How to find in which shard the data is present

The rows of a distributed table are grouped into shards, and each shard is placed on a worker node in the Citus cluster. In the multi-tenant Citus use case we can determine which worker node contains the rows for a specific tenant by putting together two pieces of information: the shard id associated with the tenant id, and the shard placements on workers.

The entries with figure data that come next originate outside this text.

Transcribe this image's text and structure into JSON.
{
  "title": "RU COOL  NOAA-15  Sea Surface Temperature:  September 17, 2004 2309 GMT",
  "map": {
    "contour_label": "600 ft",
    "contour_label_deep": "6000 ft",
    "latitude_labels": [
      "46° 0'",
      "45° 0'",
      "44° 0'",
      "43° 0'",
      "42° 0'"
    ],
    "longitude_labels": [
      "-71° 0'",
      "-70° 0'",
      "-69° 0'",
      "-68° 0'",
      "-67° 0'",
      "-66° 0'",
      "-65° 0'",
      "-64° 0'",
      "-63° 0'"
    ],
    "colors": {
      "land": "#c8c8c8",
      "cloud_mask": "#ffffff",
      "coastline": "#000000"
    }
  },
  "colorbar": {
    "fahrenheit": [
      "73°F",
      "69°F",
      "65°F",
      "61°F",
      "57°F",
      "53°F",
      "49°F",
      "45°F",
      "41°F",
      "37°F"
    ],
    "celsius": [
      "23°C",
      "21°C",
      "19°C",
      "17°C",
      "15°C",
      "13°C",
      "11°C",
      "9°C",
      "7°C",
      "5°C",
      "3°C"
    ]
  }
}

To find the worker node holding the data for order date = 2019-01-01, ask for the placement of rows whose distribution column has value 2019-01-01:

SELECT shardid, shardstate, shardlength, nodename, nodeport, placementid
  FROM pg_dist_placement AS placement,
       pg_dist_node AS node
 WHERE placement.groupid = node.groupid
   AND node.noderole = 'primary'
   AND shardid = (
     SELECT get_shard_id_for_distribution_column('orders', '2019-01-01')
   );

Conclusion:

While both Partitioning and Sharding help to split up huge volumes of data, and aid in performance and scalability, these options should be implemented only after careful consideration, as they could introduce certain level of complexity to the data layer. Besides we must also be cognizant of the additional costs and potential security vulnerabilities if we want to host the data on multiple Postgres instances.

When to use Partitioning

Partitioning can improve scalability, reduce contention, and optimize performance. It can also provide a mechanism for dividing data by usage pattern. For example, you can archive older data in cheaper data storage.

When to use Sharding?

Sharding is a great solution for applications with large data requirements and high-volume read/write workloads, but it does come with additional complexity. Consider whether the benefits outweigh the costs or whether there is a simpler solution before you begin implementation.